The countdown to the New Year is on, and what better way to wrap-up 2017 than to look back at some of the best design trends from the last 12 months. We’ve been lucky to analyze and showcase some of the best web, print, logo, package, and app designs from the world’s most talented designers, and we thought it would be interesting to assess what design trends defined the year.
There were a few close calls, but we’ve broken down what we think were the five top web design trends, and added in some of our favorite examples of each for good measure.
1. The Rise of Minimalism
2017 really was the year that minimalism hit the mainstream hard, with some of the world’s largest organizations opting for a minimalistic redesign in an attempt to refresh their brand. The desire for a simpler, cleaner design was fulfilled with the use of clean-cut lines, increased negative space, and a reduction in the use of graphics.
One of our most popular examples of minimalism from 2017 comes from the UI Unicorn website design (in fact, learn more about it here).
One of main reasons for the increase in minimal design relates to the wider consideration of user experience. With users increasingly accessing content through their smaller screen devices, and browsing the internet at a quicker pace than ever, designers have to ensure that their content is communicated clearly and not dismissed. A minimalist UI combined with great usability is an incredibly compelling match.
2. Tailored Imagery and Illustrations
The use of tailored imagery and illustrations is arguably one of the most compelling assets to a website design at the moment. A powerful form of communication, these custom illustrations can breakdown difficult to understand concepts into an easily understood visuals. What’s more, they’re an excellent mechanism for a company seeking to increase the personal connection it’s users and the brand or product
Over the past year the quality of tailored imagery has improved as well, which only adds to the effectiveness of the visual, even on smaller devices where they previously would have struggled to be as useful from a UX standpoint. We were lucky to review some of the best tailored imagery on websites, for example, this subtly put together design for the site “I Like Tofu.”
3. Material Design Lite
Material Design is defined as “a unified system that combines theory, resources, and tools for crafting digital experiences.” Material Design Lite takes what Material Design was intended for, mobile devices and optimizes it for all devices. With that in mind, designers throughout 2017 were using this technique by taking components of Materials Design such as grid-based layouts, depth effects, and animations to create beautiful, yet robust, designs.

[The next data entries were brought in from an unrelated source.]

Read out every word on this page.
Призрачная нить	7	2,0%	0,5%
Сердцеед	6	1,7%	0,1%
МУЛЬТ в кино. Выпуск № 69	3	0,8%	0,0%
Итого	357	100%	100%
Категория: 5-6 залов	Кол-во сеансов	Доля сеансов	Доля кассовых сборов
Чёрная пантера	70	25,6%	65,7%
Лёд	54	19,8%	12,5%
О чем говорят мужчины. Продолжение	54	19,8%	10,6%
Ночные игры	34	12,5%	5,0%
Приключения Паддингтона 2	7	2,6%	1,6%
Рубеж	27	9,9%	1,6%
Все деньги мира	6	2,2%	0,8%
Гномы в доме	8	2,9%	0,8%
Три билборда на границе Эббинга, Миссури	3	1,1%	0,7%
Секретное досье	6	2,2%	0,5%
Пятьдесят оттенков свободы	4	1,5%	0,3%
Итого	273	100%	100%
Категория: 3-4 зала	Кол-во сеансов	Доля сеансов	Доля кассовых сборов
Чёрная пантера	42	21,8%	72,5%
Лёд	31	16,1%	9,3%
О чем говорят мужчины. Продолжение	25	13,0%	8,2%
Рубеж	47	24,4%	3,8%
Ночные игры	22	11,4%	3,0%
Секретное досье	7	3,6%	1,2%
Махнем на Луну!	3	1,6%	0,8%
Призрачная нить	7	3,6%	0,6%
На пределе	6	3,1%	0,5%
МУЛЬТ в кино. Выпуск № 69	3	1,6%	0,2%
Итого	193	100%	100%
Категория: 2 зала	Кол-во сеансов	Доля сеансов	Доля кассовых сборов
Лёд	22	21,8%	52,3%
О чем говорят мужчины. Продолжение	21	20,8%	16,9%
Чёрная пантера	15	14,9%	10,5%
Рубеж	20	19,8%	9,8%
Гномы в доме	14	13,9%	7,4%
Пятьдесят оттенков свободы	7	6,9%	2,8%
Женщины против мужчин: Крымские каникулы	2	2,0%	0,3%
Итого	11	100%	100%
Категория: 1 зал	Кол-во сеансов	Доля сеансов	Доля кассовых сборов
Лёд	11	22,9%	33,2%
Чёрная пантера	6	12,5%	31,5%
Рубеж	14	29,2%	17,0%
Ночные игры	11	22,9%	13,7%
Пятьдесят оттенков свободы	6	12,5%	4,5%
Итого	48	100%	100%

It could certainly be argued that Material Design Lite is simply a continuation of the biggest trend over the last few years: flat design. However, it achieves more than flat design could by enhancing usability, and keeping it at the root of the design, rather than visual appeal.
4. Split-Screen Design
Simply put, this is the vertical division of the screen in two equal parts, with clear visual separation. When you say it out aloud, you almost immediately think that it can’t work, surely? However, this was one of the increasingly prominent trends of 2017.
It’s a style that gives websites an additional pane of structure without feeling unnatural. It also adds some versatility to designs, particularly when said designs are viewed on smaller screens or devices as they sections can easily be stacked as consecutive blocks or used as single-panel navigations.
It’s also an opportunity for a designer to opt for some striking content diversity, with one-half maybe being a large graphic, and the other half containing some navigation or content.
5. Video, Video, and More Video
There has long been a sense of inevitably about how video would take over the internet. As of the last 12 months it’s fair to say that the process is pretty much complete, with video now accounting for around 73 percent of online traffic, and that’s only set to rise to 82 percent by 2021, according to Cisco. It has ousted imagery as the main visual across the vast majority of websites, there’s a good reason for it.
In a world where innovation and dynamism thrives, video is perfect representation of both. The story that brands, marketers, and organizations can tell in a short video clip is often tenfold more compelling than that of a graphic or article.
Visual storytelling adds an emotional element to what would otherwise just be another piece of technology or product. This ability to induce users attention, and keep it, is what is so appealing to video for companies when they’re designing a websites or launching a new marketing campaign.
We could list a range of examples of excellent video in terms of design, but consider festive season adverts such as “Moz the Monster,” or a motion graphics masterpiece like “FCB Lisbon.”
And that’s a wrap! What trend were your designs influenced by the most? Have we missed a design trend that you think was prominently featured through the last 12 months? Let us know!